Avaliação de mineiro é assim – é por inteiro, no total. E nem por isso ele vai gostar de dizer sua opinião. Essa é só dele, a princípio. E assim ele vai vivendo junto com a natureza, integrando-se com os seus detalhes.
E você já viu um mineiro jogando truco? Aí ocorre o refinamento das artes teatrais, mostrando as inversões mais absurdas. Daquela carinha de aparente necessidade de auxílio surge a jogada final surpreendente e vitoriosa. Assim o jogo vira festa, vale subir na cadeira e até na mesa, numa euforia gritante e desequilibrada.
Meu amigo Carmélio era mestre nessas pelejas. Se deixassem que ele embaralhasse as cartas, podendo vê-las enquanto as manuseava, saberia a ordem completa à medida que o jogo fosse transcorrendo. Como? Não sei. Era assim. Ele era pessoa simples, sem muitos estudos, dava aulas de sensibilidade e sintonia com o mundo. Estava à frente do seu tempo, adorava desafios, novidades e trabalho.
De vez em quando eu ia até sua fazenda para usufruir do bom papo e calor humano, tudo isso com a desculpa de uma rápida pescaria nas lagoas provisórias das águas do Rio das Mortes. Essa era a fazenda Santa Lúcia, orgulho da família. Mas de certa vez ficamos restritos ao interior da casa-sede até não mais poder, pois a chuva não dava trégua. Depois de algumas rodadas de truco, divertindo-se a valer, mesmo sem deixar isso muito claro, ele se entusiasmou: “- Pessoal, vamos fechar o jogo e preparar a rede.

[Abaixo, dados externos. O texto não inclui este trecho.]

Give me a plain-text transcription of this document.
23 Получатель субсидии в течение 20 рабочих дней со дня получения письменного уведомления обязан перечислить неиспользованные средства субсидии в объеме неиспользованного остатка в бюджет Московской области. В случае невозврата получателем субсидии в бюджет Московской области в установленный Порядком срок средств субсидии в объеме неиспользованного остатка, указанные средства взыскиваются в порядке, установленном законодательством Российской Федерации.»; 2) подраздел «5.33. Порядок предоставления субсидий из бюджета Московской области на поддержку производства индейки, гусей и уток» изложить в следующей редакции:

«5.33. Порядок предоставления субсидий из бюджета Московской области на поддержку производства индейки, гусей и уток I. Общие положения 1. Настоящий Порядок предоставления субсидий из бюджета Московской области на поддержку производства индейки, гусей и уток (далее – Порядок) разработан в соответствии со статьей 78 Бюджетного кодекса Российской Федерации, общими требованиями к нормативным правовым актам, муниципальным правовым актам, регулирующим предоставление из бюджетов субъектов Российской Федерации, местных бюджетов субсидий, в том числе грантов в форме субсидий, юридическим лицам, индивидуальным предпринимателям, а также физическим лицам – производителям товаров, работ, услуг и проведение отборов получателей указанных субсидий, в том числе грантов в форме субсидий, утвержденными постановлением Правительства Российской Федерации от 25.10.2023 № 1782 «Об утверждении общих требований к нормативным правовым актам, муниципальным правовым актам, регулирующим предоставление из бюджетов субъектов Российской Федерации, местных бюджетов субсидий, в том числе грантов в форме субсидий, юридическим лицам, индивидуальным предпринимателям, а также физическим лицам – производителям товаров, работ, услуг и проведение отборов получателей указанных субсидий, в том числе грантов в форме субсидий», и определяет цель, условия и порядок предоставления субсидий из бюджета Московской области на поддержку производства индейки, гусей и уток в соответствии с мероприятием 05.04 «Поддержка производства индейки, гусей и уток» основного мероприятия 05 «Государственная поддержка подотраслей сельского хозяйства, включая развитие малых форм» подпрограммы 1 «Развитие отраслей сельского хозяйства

A chuva já está passando... a pescaria será muito boa!”
A afirmativa categórica surpreendeu todo o grupo de amigos. Questionado, Carmélio perguntou se não ouvimos o canto do galo. Cada um vasculhou sua memória de curto e médio prazo e até nos cantos mais profundos. Alguns lembraram de ter ouvido a manifestação do rei do terreiro. E aí, o anfitrião, pescador e truqueiro, afirmou: “Se o galo canta desse jeito é porque a chuva está indo embora!”
Dez minutos após estávamos de saída, eufóricos para mais uma pescaria bem sucedida e plena de alegrias com o pesado troféu de lambaris, traíras, acarás e outros pequenos nadadores. E como bônus a mineirice da paisagem com coqueiros, rio, córrego, montanhas e os trilhos da “Maria-fumaça”, que cruzavam a região beira-rio da fazenda, onde se encontram os dois rios das Mortes: grande e pequeno. Um cenário encantador.

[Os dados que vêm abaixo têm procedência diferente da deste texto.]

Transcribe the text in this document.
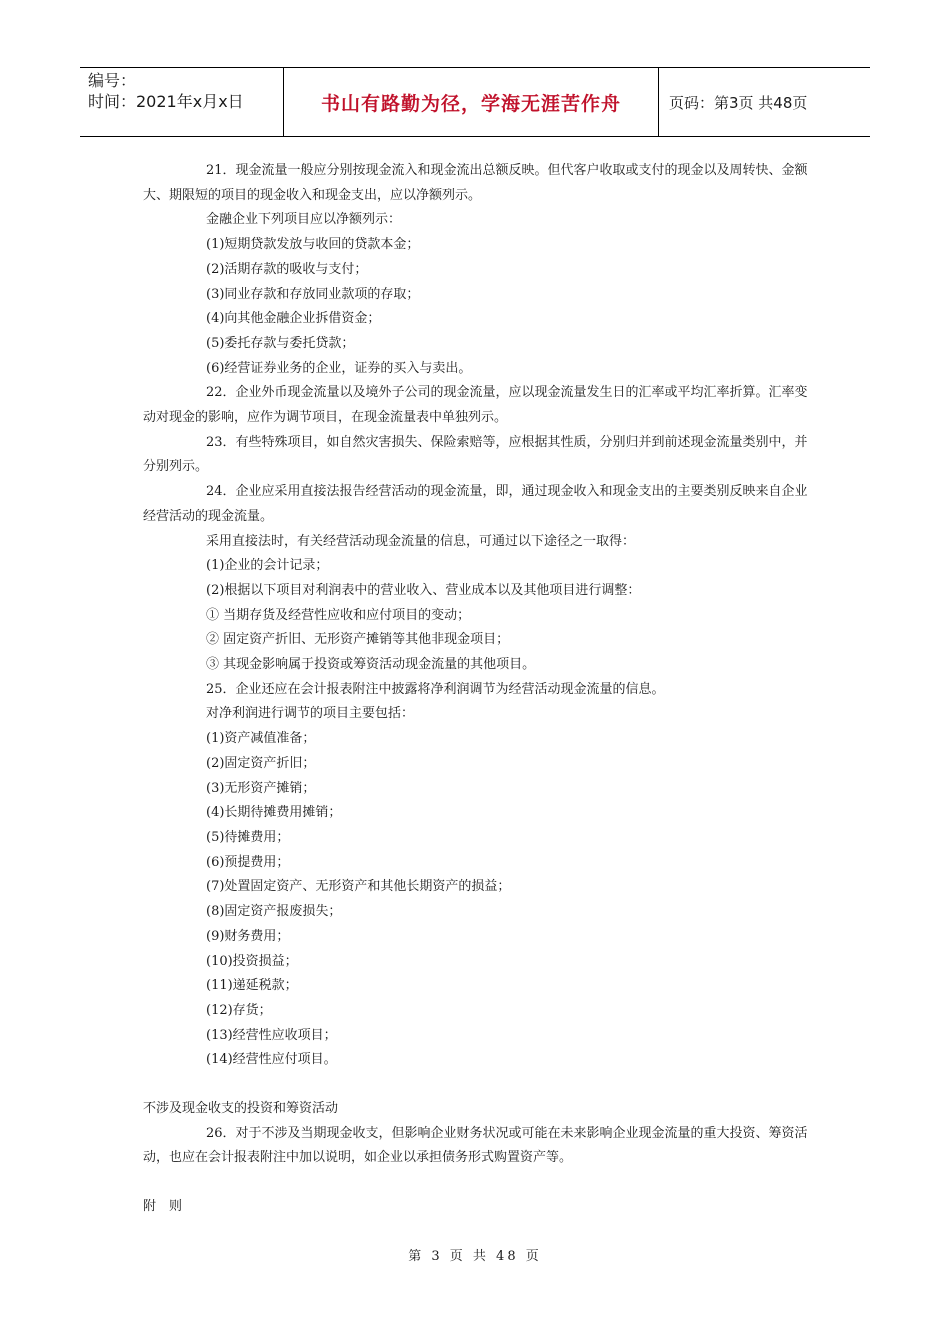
编号：
时间：2021年x月x日	书山有路勤为径，学海无涯苦作舟	页码：第3页 共48页

21．现金流量一般应分别按现金流入和现金流出总额反映。但代客户收取或支付的现金以及周转快、金额大、期限短的项目的现金收入和现金支出，应以净额列示。

金融企业下列项目应以净额列示：

(1)短期贷款发放与收回的贷款本金；

(2)活期存款的吸收与支付；

(3)同业存款和存放同业款项的存取；

(4)向其他金融企业拆借资金；

(5)委托存款与委托贷款；

(6)经营证券业务的企业，证券的买入与卖出。

22．企业外币现金流量以及境外子公司的现金流量，应以现金流量发生日的汇率或平均汇率折算。汇率变动对现金的影响，应作为调节项目，在现金流量表中单独列示。

23．有些特殊项目，如自然灾害损失、保险索赔等，应根据其性质，分别归并到前述现金流量类别中，并分别列示。

24．企业应采用直接法报告经营活动的现金流量，即，通过现金收入和现金支出的主要类别反映来自企业经营活动的现金流量。

采用直接法时，有关经营活动现金流量的信息，可通过以下途径之一取得：

(1)企业的会计记录；

(2)根据以下项目对利润表中的营业收入、营业成本以及其他项目进行调整：

① 当期存货及经营性应收和应付项目的变动；

② 固定资产折旧、无形资产摊销等其他非现金项目；

③ 其现金影响属于投资或筹资活动现金流量的其他项目。

25．企业还应在会计报表附注中披露将净利润调节为经营活动现金流量的信息。

对净利润进行调节的项目主要包括：

(1)资产减值准备；

(2)固定资产折旧；

(3)无形资产摊销；

(4)长期待摊费用摊销；

(5)待摊费用；

(6)预提费用；

(7)处置固定资产、无形资产和其他长期资产的损益；

(8)固定资产报废损失；

(9)财务费用；

(10)投资损益；

(11)递延税款；

(12)存货；

(13)经营性应收项目；

(14)经营性应付项目。

不涉及现金收支的投资和筹资活动

26．对于不涉及当期现金收支，但影响企业财务状况或可能在未来影响企业现金流量的重大投资、筹资活动，也应在会计报表附注中加以说明，如企业以承担债务形式购置资产等。

附　则

第 3 页 共 48 页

Muitos anos se passaram após essas marcantes vivências. O que fica registrado com mais energia na nossa memória é aquilo que toca nas profundezas do nosso ser e no nosso coração. Essas são as marcas que nos acompanham pelo resto da vida.
O prosseguir por vezes traz surpresas e ligações com o passado (e o futuro!). Vieram assim os estudos da Psicologia Analítica que mostram as ligações de tudo que é humano e universal. Muitos aspectos ligam todos os homens como se a humanidade fosse realmente uma só família. É encantador verificar os laços humanos na mitologia, artes, culturas, religiões, sonhos, folclore – tudo isso nos conduz ao mesmo rio na busca do mar comum a todos.
Jung encontrou forte componente histórico na Alquimia para ilustrar suas concepções sobre a Psicologia Analítica. É um estudo complexo e que mostra a sabedoria que esteve sempre disponível na história da humanidade, mostrando que a Psicologia Analítica tem seus paralelos e bases com o desenvolvimento do conhecimento do homem. Assim Jung valorizou imensamente o trabalho de Paracelso (1493-1541, médico, alquimista, físico e astrólogo) e cita algumas concepções (*2, p. 129-131):
A idéia das centelhas (scintillae) como sementes de luz que provinham do caos e da mente humana, estando assim presentes tanto no exterior como no interior de cada pessoa. Essa centelha de luz esclarece e ilumina o ser humano nos momentos difíceis e obscuros, ou seja, ele tem esse potencial criativo. E todas as coisas da natureza trazem, em níveis diferentes, essa centelha para a realização da vida. A sua percepção englobava a certeza de que tudo na natureza, incluindo os animais, tinham um certo “brilho” que dignificava sua própria existência.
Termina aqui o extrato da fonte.